By Ronojoy Mazumdar
Bond traders expect India’s central bank to auction a record amount of its current benchmark 10-year bond, a measure that could give it an edge in capping yields.
While selling more bonds would typically lead to higher yields, the Reserve Bank of India has better control over the sales of an existing benchmark since it already owns a majority of it.
The Reserve Bank of India, which has been locked in a tussle with bond traders to keep yields anchored near 6 per cent, has to cap borrowing costs while managing the government’s near-record debt issuance plan. It may raise 1.5 trillion rupees to 1.6 trillion rupees ($20.2 billion – $21.5 billion) from the current 10-year bond, according to the median estimate of six traders surveyed, the most on record based on data compiled by Bloomberg.
“This is something innovative as we haven’t seen this amount of borrowing on a 10-year note before,” said Harish Agarwal, a fixed-income trader with FirstRand Bank in Mumbai.
The move would mark a continuation of RBI’s unconventional policy measures to cap yields, that includes Operation Twists as well as open market bond purchases, as it walks a tight rope between spurring growth in the virus-battered economy without adding to inflationary pressures.
The RBI has auctioned about 1.19 trillion rupees of the current 10-year benchmark note, close to the 1.23 trillion rupees it raised from the previous one. Expectations of further issuance in the current note are also strengthened by the absence of an announcement for a new 10-year bond.

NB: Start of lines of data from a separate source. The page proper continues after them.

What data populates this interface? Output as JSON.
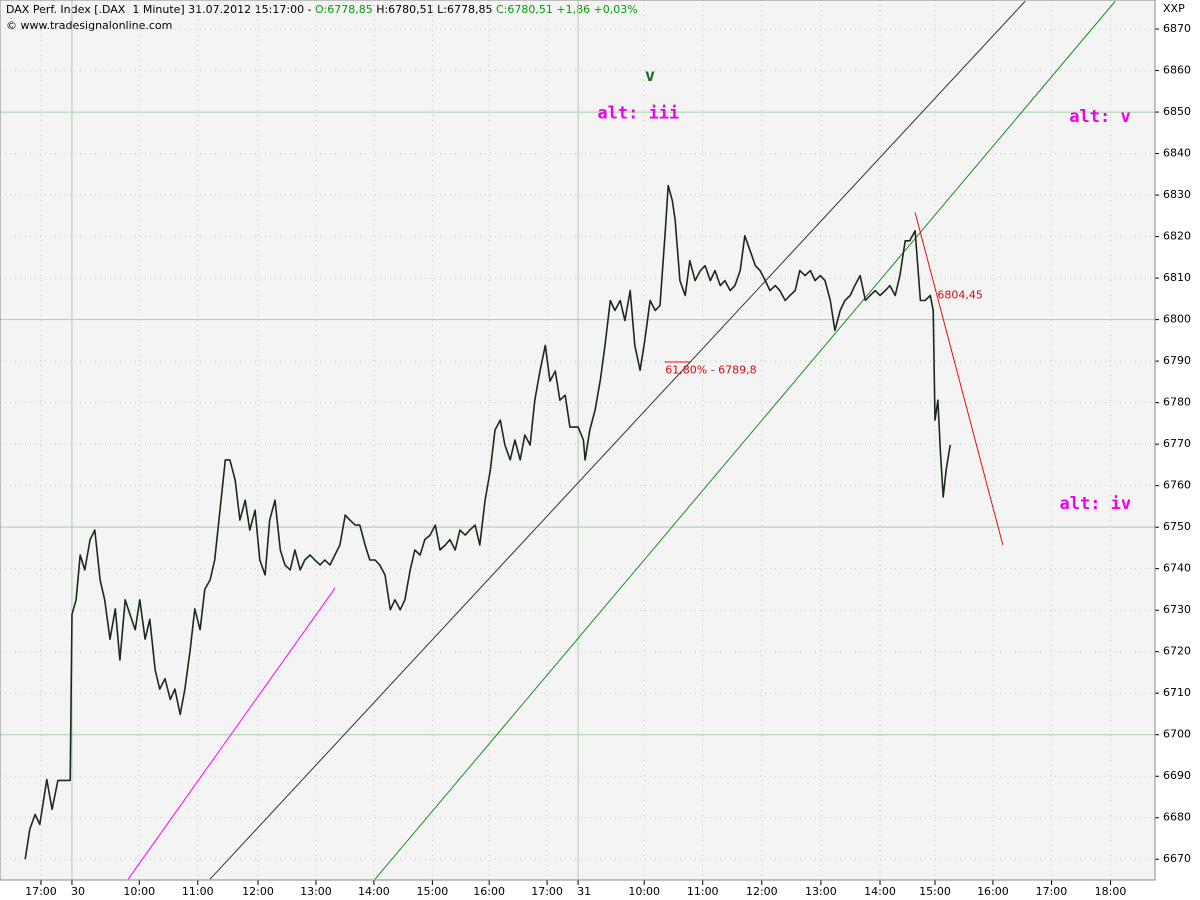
{
  "chart_data": {
    "type": "line",
    "header": [
      "DAX Perf. Index [.DAX  1 Minute] 31.07.2012 15:17:00 - ",
      "O:6778,85",
      " H:6780,51 L:6778,85 ",
      "C:6780,51 +1,86 +0,03%"
    ],
    "header_colors": [
      "#000000",
      "#00a000",
      "#000000",
      "#00a000"
    ],
    "source": "© www.tradesignalonline.com",
    "symbol": "XXP",
    "grid": true,
    "major_yticks": [
      6700,
      6750,
      6800,
      6850
    ],
    "ylim": [
      6665,
      6877
    ],
    "yticks": [
      6670,
      6680,
      6690,
      6700,
      6710,
      6720,
      6730,
      6740,
      6750,
      6760,
      6770,
      6780,
      6790,
      6800,
      6810,
      6820,
      6830,
      6840,
      6850,
      6860,
      6870
    ],
    "xlim": [
      -1.23,
      18.51
    ],
    "xticks": [
      {
        "value": -0.53,
        "label": "17:00"
      },
      {
        "value": 0,
        "label": "30"
      },
      {
        "value": 1.15,
        "label": "10:00"
      },
      {
        "value": 2.15,
        "label": "11:00"
      },
      {
        "value": 3.18,
        "label": "12:00"
      },
      {
        "value": 4.17,
        "label": "13:00"
      },
      {
        "value": 5.16,
        "label": "14:00"
      },
      {
        "value": 6.16,
        "label": "15:00"
      },
      {
        "value": 7.13,
        "label": "16:00"
      },
      {
        "value": 8.12,
        "label": "17:00"
      },
      {
        "value": 8.65,
        "label": "31"
      },
      {
        "value": 9.78,
        "label": "10:00"
      },
      {
        "value": 10.78,
        "label": "11:00"
      },
      {
        "value": 11.79,
        "label": "12:00"
      },
      {
        "value": 12.8,
        "label": "13:00"
      },
      {
        "value": 13.81,
        "label": "14:00"
      },
      {
        "value": 14.75,
        "label": "15:00"
      },
      {
        "value": 15.74,
        "label": "16:00"
      },
      {
        "value": 16.74,
        "label": "17:00"
      },
      {
        "value": 17.75,
        "label": "18:00"
      }
    ],
    "day_boundaries": [
      0,
      8.65
    ],
    "series": [
      {
        "name": "DAX",
        "color": "#1a2a1a",
        "x": [
          -0.8,
          -0.72,
          -0.63,
          -0.55,
          -0.43,
          -0.34,
          -0.24,
          -0.03,
          0,
          0.07,
          0.14,
          0.22,
          0.31,
          0.39,
          0.48,
          0.56,
          0.65,
          0.74,
          0.82,
          0.91,
          0.99,
          1.08,
          1.16,
          1.25,
          1.33,
          1.42,
          1.5,
          1.59,
          1.68,
          1.76,
          1.85,
          1.93,
          2.02,
          2.1,
          2.19,
          2.27,
          2.36,
          2.44,
          2.53,
          2.62,
          2.7,
          2.79,
          2.87,
          2.96,
          3.04,
          3.13,
          3.21,
          3.3,
          3.38,
          3.47,
          3.56,
          3.64,
          3.73,
          3.81,
          3.9,
          3.98,
          4.07,
          4.15,
          4.24,
          4.32,
          4.41,
          4.58,
          4.67,
          4.75,
          4.84,
          4.92,
          5.01,
          5.09,
          5.18,
          5.26,
          5.35,
          5.44,
          5.52,
          5.61,
          5.69,
          5.78,
          5.86,
          5.95,
          6.03,
          6.12,
          6.21,
          6.29,
          6.38,
          6.46,
          6.55,
          6.63,
          6.72,
          6.8,
          6.89,
          6.97,
          7.06,
          7.15,
          7.23,
          7.32,
          7.4,
          7.49,
          7.57,
          7.66,
          7.74,
          7.83,
          7.91,
          8.0,
          8.09,
          8.17,
          8.26,
          8.34,
          8.43,
          8.51,
          8.65,
          8.74,
          8.77,
          8.85,
          8.94,
          9.03,
          9.11,
          9.2,
          9.28,
          9.37,
          9.45,
          9.54,
          9.62,
          9.71,
          9.79,
          9.88,
          9.97,
          10.05,
          10.14,
          10.19,
          10.26,
          10.31,
          10.39,
          10.48,
          10.56,
          10.65,
          10.74,
          10.82,
          10.91,
          10.99,
          11.08,
          11.16,
          11.25,
          11.33,
          11.42,
          11.5,
          11.59,
          11.68,
          11.76,
          11.85,
          11.93,
          12.02,
          12.1,
          12.19,
          12.27,
          12.36,
          12.44,
          12.53,
          12.62,
          12.7,
          12.79,
          12.87,
          12.96,
          13.04,
          13.13,
          13.21,
          13.3,
          13.38,
          13.47,
          13.56,
          13.64,
          13.73,
          13.81,
          13.9,
          13.98,
          14.07,
          14.15,
          14.24,
          14.32,
          14.41,
          14.5,
          14.58,
          14.67,
          14.72,
          14.75,
          14.8,
          14.84,
          14.89,
          14.94,
          15.01
        ],
        "values": [
          6670,
          6677.2,
          6680.8,
          6678.4,
          6689.2,
          6682,
          6689,
          6689,
          6729,
          6732.5,
          6743.3,
          6739.7,
          6747,
          6749.3,
          6737.3,
          6732.5,
          6723,
          6730.3,
          6718,
          6732.5,
          6729,
          6725.3,
          6732.5,
          6723,
          6727.8,
          6715.7,
          6711,
          6713.5,
          6708.5,
          6711,
          6704.9,
          6711,
          6720.5,
          6730.3,
          6725.3,
          6735,
          6737.3,
          6742.1,
          6754.1,
          6766.2,
          6766.2,
          6761.3,
          6751.7,
          6756.5,
          6749.3,
          6754.1,
          6742.1,
          6738.5,
          6751.7,
          6756.5,
          6744.5,
          6740.9,
          6739.7,
          6744.5,
          6739.7,
          6742.1,
          6743.3,
          6742.1,
          6740.9,
          6742.1,
          6740.9,
          6745.7,
          6752.9,
          6751.7,
          6750.5,
          6750.5,
          6745.7,
          6742.1,
          6742.1,
          6740.9,
          6738.5,
          6730.1,
          6732.5,
          6730.1,
          6732.5,
          6739.7,
          6744.5,
          6743.3,
          6747,
          6748.1,
          6750.5,
          6744.5,
          6745.7,
          6747,
          6744.5,
          6749.3,
          6748.1,
          6749.3,
          6750.5,
          6745.7,
          6756.5,
          6763.7,
          6773.4,
          6775.8,
          6769.8,
          6766.2,
          6771,
          6766.2,
          6772.2,
          6769.8,
          6780.6,
          6787.8,
          6793.8,
          6785.2,
          6787.6,
          6780.6,
          6781.8,
          6774.1,
          6774.1,
          6771,
          6766.2,
          6773.4,
          6778.2,
          6785.4,
          6793.8,
          6804.6,
          6802.2,
          6804.6,
          6799.8,
          6807,
          6793.8,
          6787.8,
          6795,
          6804.6,
          6802.2,
          6803.4,
          6821.4,
          6832.3,
          6828.7,
          6823.9,
          6809.4,
          6805.8,
          6814.2,
          6809.4,
          6811.8,
          6813,
          6809.4,
          6811.8,
          6808.2,
          6809.4,
          6807,
          6808.2,
          6811.8,
          6820.2,
          6816.6,
          6813,
          6811.8,
          6809.4,
          6807,
          6808.2,
          6807,
          6804.6,
          6805.8,
          6807,
          6811.8,
          6810.6,
          6811.8,
          6809.4,
          6810.6,
          6809.4,
          6804.6,
          6797.4,
          6802.2,
          6804.6,
          6805.8,
          6808.2,
          6810.6,
          6804.6,
          6805.8,
          6807,
          6805.8,
          6807,
          6808.2,
          6805.8,
          6810.6,
          6819,
          6819,
          6821.4,
          6804.6,
          6804.6,
          6805.8,
          6802.2,
          6775.8,
          6780.6,
          6768.6,
          6757.3,
          6763.7,
          6769.8
        ]
      }
    ],
    "trendlines": [
      {
        "color": "#333333",
        "points": [
          [
            2.36,
            6665.2
          ],
          [
            16.29,
            6876.7
          ]
        ]
      },
      {
        "color": "#1f8a1f",
        "points": [
          [
            5.18,
            6665.2
          ],
          [
            17.83,
            6876.7
          ]
        ]
      },
      {
        "color": "#ff00ff",
        "points": [
          [
            0.96,
            6665.2
          ],
          [
            4.5,
            6735.4
          ]
        ]
      },
      {
        "color": "#e01010",
        "points": [
          [
            14.41,
            6825.8
          ],
          [
            15.91,
            6745.7
          ]
        ]
      },
      {
        "color": "#e01010",
        "points": [
          [
            10.13,
            6789.8
          ],
          [
            10.56,
            6789.8
          ]
        ]
      }
    ],
    "annotations": [
      {
        "text": "v",
        "x": 9.88,
        "y": 6858.7,
        "color": "#1f6a1f",
        "big": true
      },
      {
        "text": "alt: iii",
        "x": 9.68,
        "y": 6849.6,
        "color": "#ee00ee",
        "big": true
      },
      {
        "text": "alt: v",
        "x": 17.57,
        "y": 6848.8,
        "color": "#ee00ee",
        "big": true
      },
      {
        "text": "alt: iv",
        "x": 17.49,
        "y": 6755.6,
        "color": "#ee00ee",
        "big": true
      },
      {
        "text": "61,80% - 6789,8",
        "x": 10.14,
        "y": 6787.8,
        "color": "#cc1010",
        "big": false
      },
      {
        "text": "6804,45",
        "x": 14.79,
        "y": 6805.8,
        "color": "#cc1010",
        "big": false
      }
    ]
  }
}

India’s central bank usually seeks to avoid issuing large amounts of debt for a particular bond as it can create lumpy repayments at maturity.

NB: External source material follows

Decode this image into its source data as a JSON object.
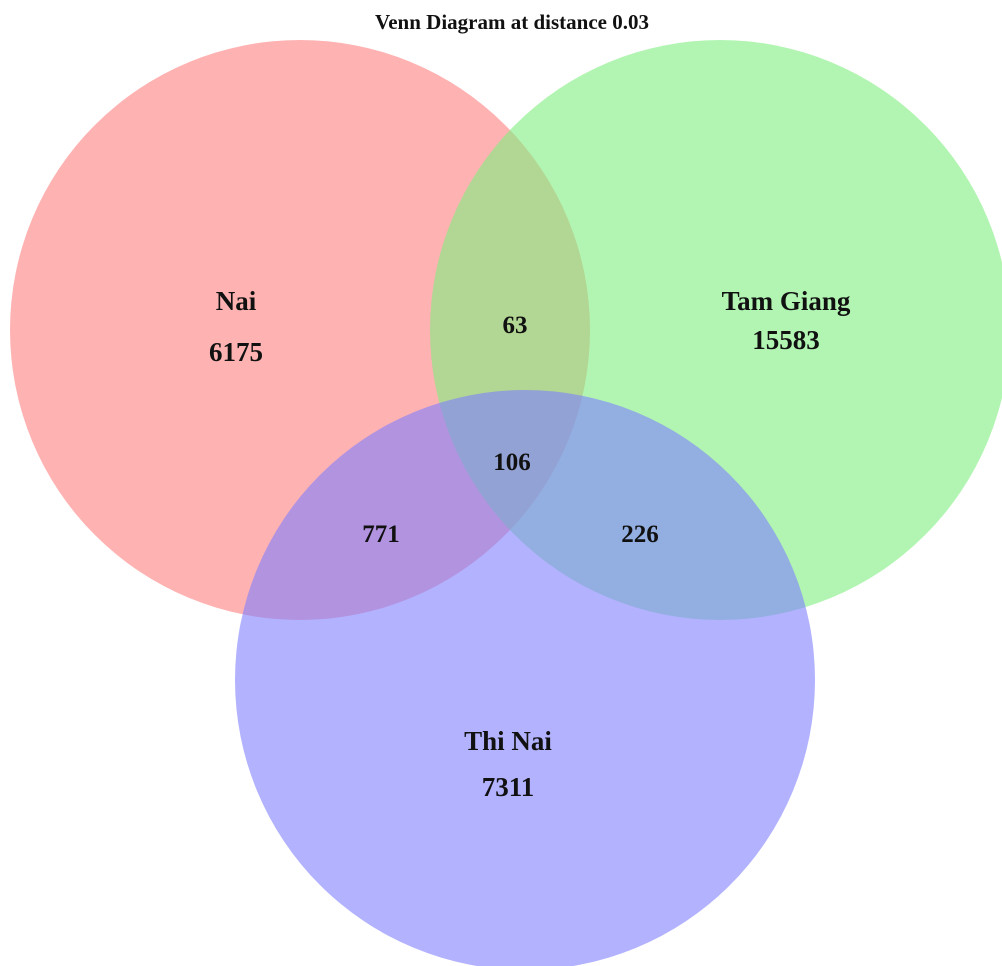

The RBI “would rather have the current 10-year as the benchmark for as much time as possible, because right now they have control over the yield for this benchmark,” said Vijay Sharma, executive vice president for fixed income at PNB Gilts Ltd.
The yield on 5.85 per cent 2030, the current benchmark, has climbed only three basis points in June, while that on the five-year and 40-year paper has risen 13 basis points and 14 basis points respectively. The 10-year yield fell one basis point to 6.04 per cent on Thursday, while the five-year yield dropped two basis points.
Last week the RBI rejected all bids for the benchmark 10-year note in a sign that traders may have sought higher yields. It’s a step the central bank has used several times in the past, while also getting underwriters to buy the unsold debt.
The RBI may also be delaying the issuance of a new 10-year note as market interventions through the current bond may be more effective, given that it commands more liquidity, Agarwal of FirstRand Bank said.